Scientific classification
- Kingdom: Plantae
- Clade: Tracheophytes
- Clade: Angiosperms
- Clade: Eudicots
- Clade: Rosids
- Order: Fabales
- Family: Fabaceae
- Subfamily: Caesalpinioideae
- Clade: Mimosoid clade
- Genus: Acacia
- Species: A. wilsonii
- Binomial name: Acacia wilsonii R.S.Cowan & Maslin

= Acacia wilsonii =

- Genus: Acacia
- Species: wilsonii
- Authority: R.S.Cowan & Maslin
- Conservation status: EN

Species of legume

Acacia wilsonii, also known as Wilson's wattle, is a shrub of the genus Acacia and the subgenus Plurinerves that is endemic to a small area of western Australia. It was listed as an endangered species in 2018 according to the Environment Protection and Biodiversity Conservation Act 1999 by Australian authorities and according to Biodiversity Conservation Act 2016 by Western Australian authorities.

==Description==
The low, spreading and wiry shrub typically grows to a height of 0.2 to 0.5 m and tends to have horizontal branches. Like most species of Acacia it has phyllodes rather than true leaves. The erect, cylindrical and evergreen phyllodes have a length of up to about 13 cm. When it blooms it produces spherical flower-heads that are golden yellow. The seed pods that form after flowering have a linear shape with a length up to 5.5 cm and hold dull brown oblong shaped seeds.

==Taxonomy==
The species was first formally described by the botanists Richard Sumner Cowan and Bruce Maslin in 1999.
The specific epithet honors Paul G. Wilson who collected the type specimen.

==Distribution==
It is native to an area in the Wheatbelt and Mid West regions of Western Australia.
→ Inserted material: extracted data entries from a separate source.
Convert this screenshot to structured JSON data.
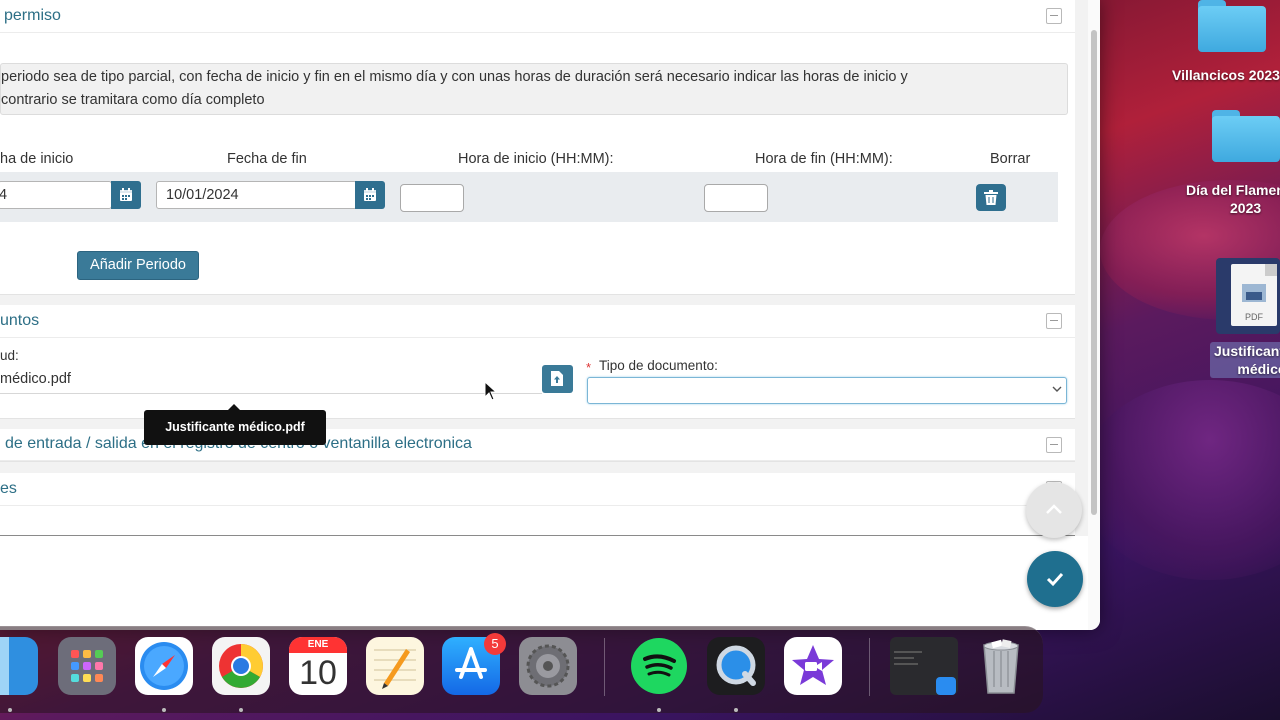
{
  "desktop": {
    "items": [
      {
        "label": "Villancicos 2023"
      },
      {
        "label_line1": "Día del Flamenco",
        "label_line2": "2023"
      },
      {
        "label_line1": "Justificante",
        "label_line2": "médico",
        "file_type": "PDF"
      }
    ]
  },
  "form": {
    "periods_panel": {
      "title": "permiso",
      "info_line1": "periodo sea de tipo parcial, con fecha de inicio y fin en el mismo día y con unas horas de duración será necesario indicar las horas de inicio y",
      "info_line2": "contrario se tramitara como día completo",
      "columns": {
        "start_date": "ha de inicio",
        "end_date": "Fecha de fin",
        "start_time": "Hora de inicio (HH:MM):",
        "end_time": "Hora de fin (HH:MM):",
        "delete": "Borrar"
      },
      "row": {
        "start_date": "4",
        "end_date": "10/01/2024",
        "start_time": "",
        "end_time": ""
      },
      "add_button": "Añadir Periodo"
    },
    "documents_panel": {
      "title": "untos",
      "file_label": "ud:",
      "file_value": "médico.pdf",
      "doc_type_required_mark": "*",
      "doc_type_label": "Tipo de documento:",
      "doc_type_value": "",
      "tooltip": "Justificante médico.pdf"
    },
    "registry_panel": {
      "title": "de entrada / salida en el registro de centro o ventanilla electronica"
    },
    "notes_panel": {
      "title": "es"
    }
  },
  "dock": {
    "calendar_month": "ENE",
    "calendar_day": "10",
    "app_store_badge": "5"
  }
}
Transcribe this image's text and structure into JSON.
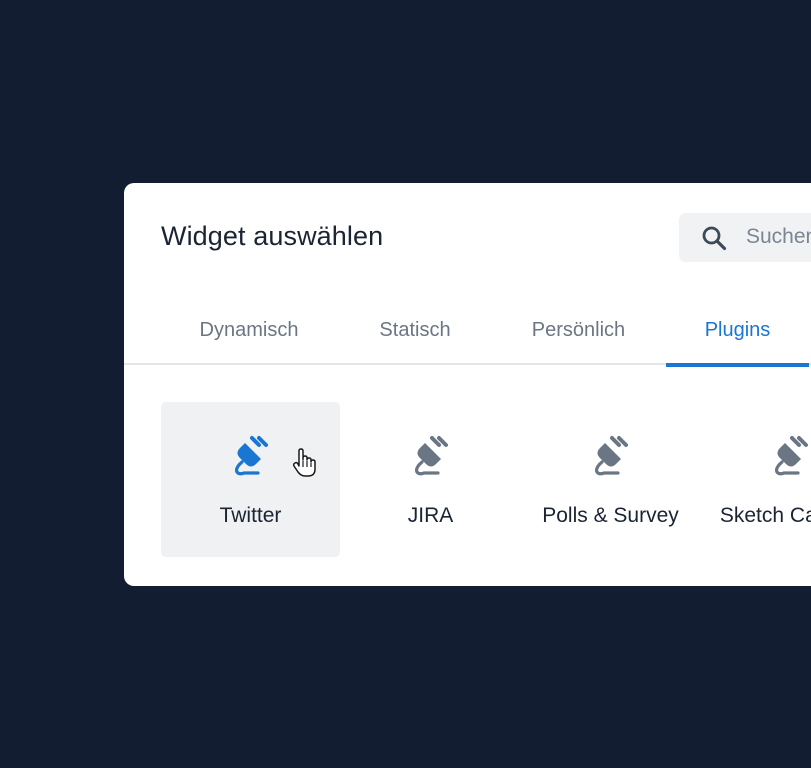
{
  "dialog": {
    "title": "Widget auswählen",
    "search": {
      "placeholder": "Suchen",
      "icon": "search-icon"
    },
    "tabs": [
      {
        "label": "Dynamisch",
        "active": false
      },
      {
        "label": "Statisch",
        "active": false
      },
      {
        "label": "Persönlich",
        "active": false
      },
      {
        "label": "Plugins",
        "active": true
      }
    ],
    "plugins": [
      {
        "label": "Twitter",
        "icon": "plug-icon",
        "hovered": true
      },
      {
        "label": "JIRA",
        "icon": "plug-icon",
        "hovered": false
      },
      {
        "label": "Polls & Survey",
        "icon": "plug-icon",
        "hovered": false
      },
      {
        "label": "Sketch Canvas",
        "icon": "plug-icon",
        "hovered": false
      }
    ]
  },
  "colors": {
    "background": "#121d31",
    "accent": "#1976d2",
    "icon_inactive": "#6a7684",
    "text": "#1a2433"
  }
}
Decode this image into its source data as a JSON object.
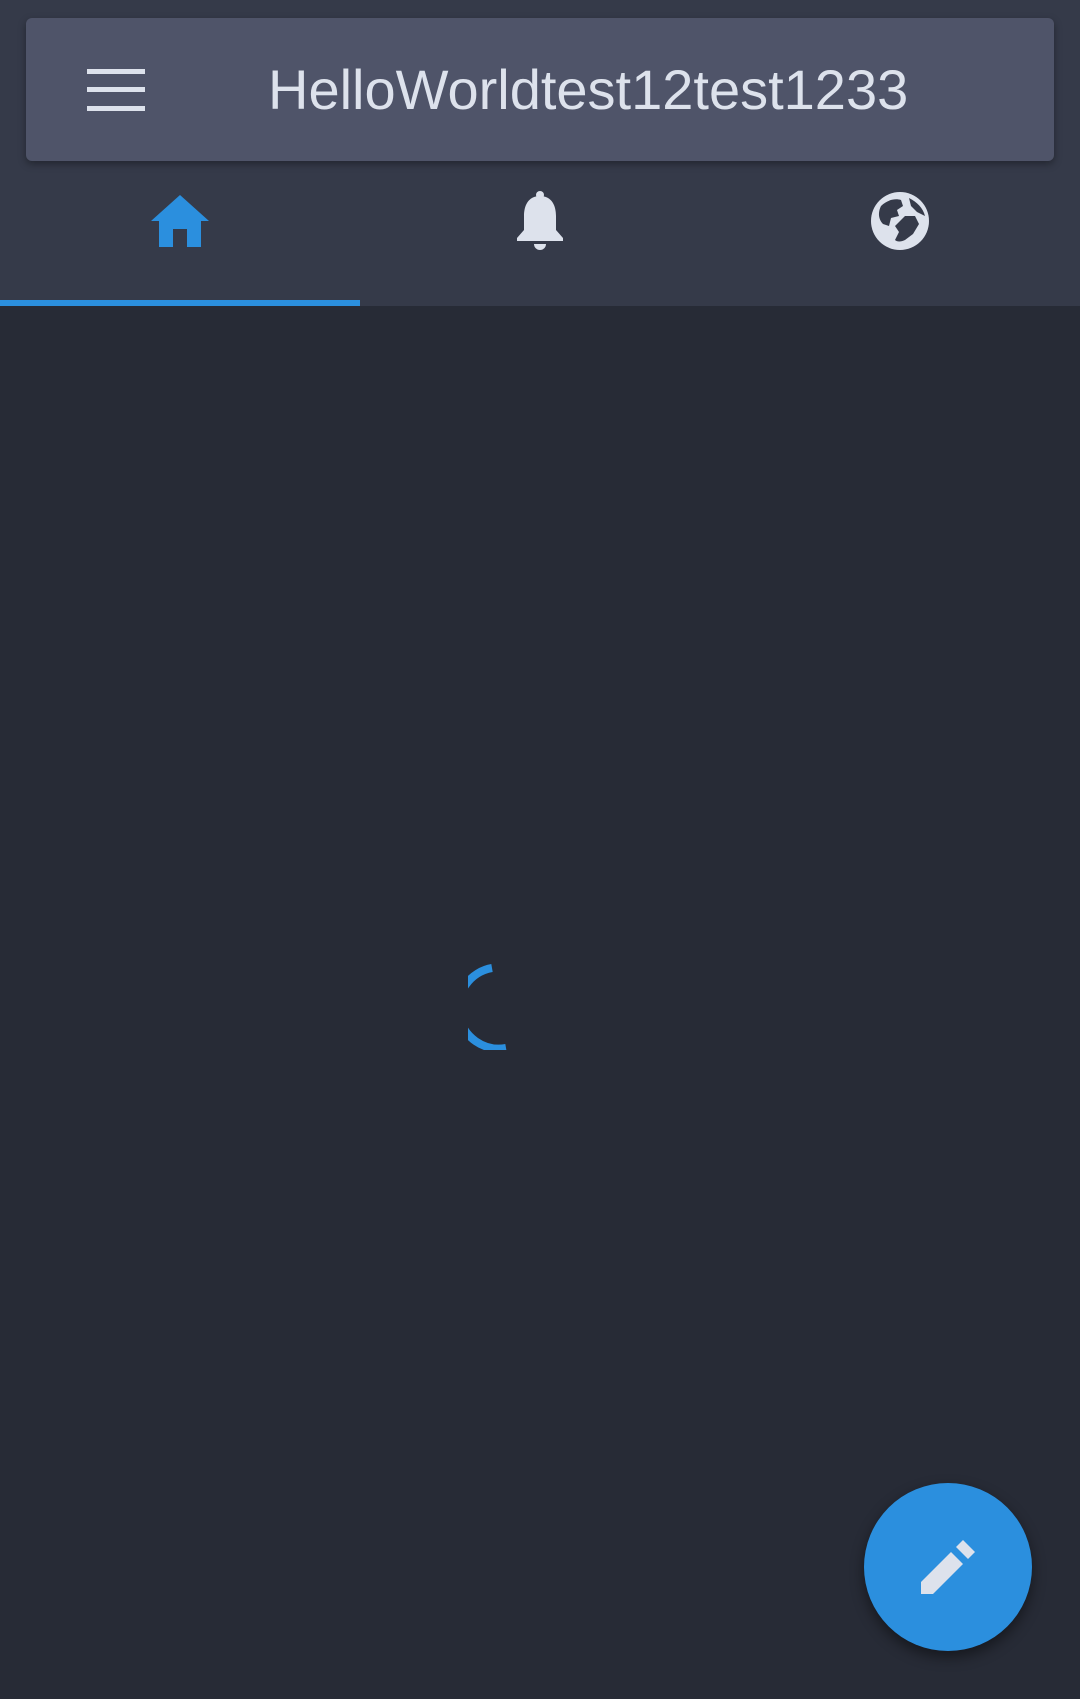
{
  "app_bar": {
    "title": "HelloWorldtest12test1233",
    "menu_icon": "menu-icon"
  },
  "tabs": [
    {
      "icon": "home-icon",
      "selected": true
    },
    {
      "icon": "bell-icon",
      "selected": false
    },
    {
      "icon": "globe-icon",
      "selected": false
    }
  ],
  "fab": {
    "icon": "pencil-icon"
  },
  "colors": {
    "background": "#272b36",
    "header": "#353a49",
    "app_bar": "#4f5469",
    "accent": "#2b8fde",
    "icon_light": "#dde2ec"
  }
}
The range of the species extends from around Eneabba in the north and down to around Badgingarra in the south where it is found growing in sandy or loamy soils usually over laterite and commonly situated on hills or slopes as a part of open heath or mallee woodland communities. It is found to be associated with Eucalyptus suberea, Allocasuarina campestris, Calothamnus quadrifidus, Eucalyptus gittinsii, Eucalyptus eudesmioides, Eucalyptus accedens and Grevillea amplexans.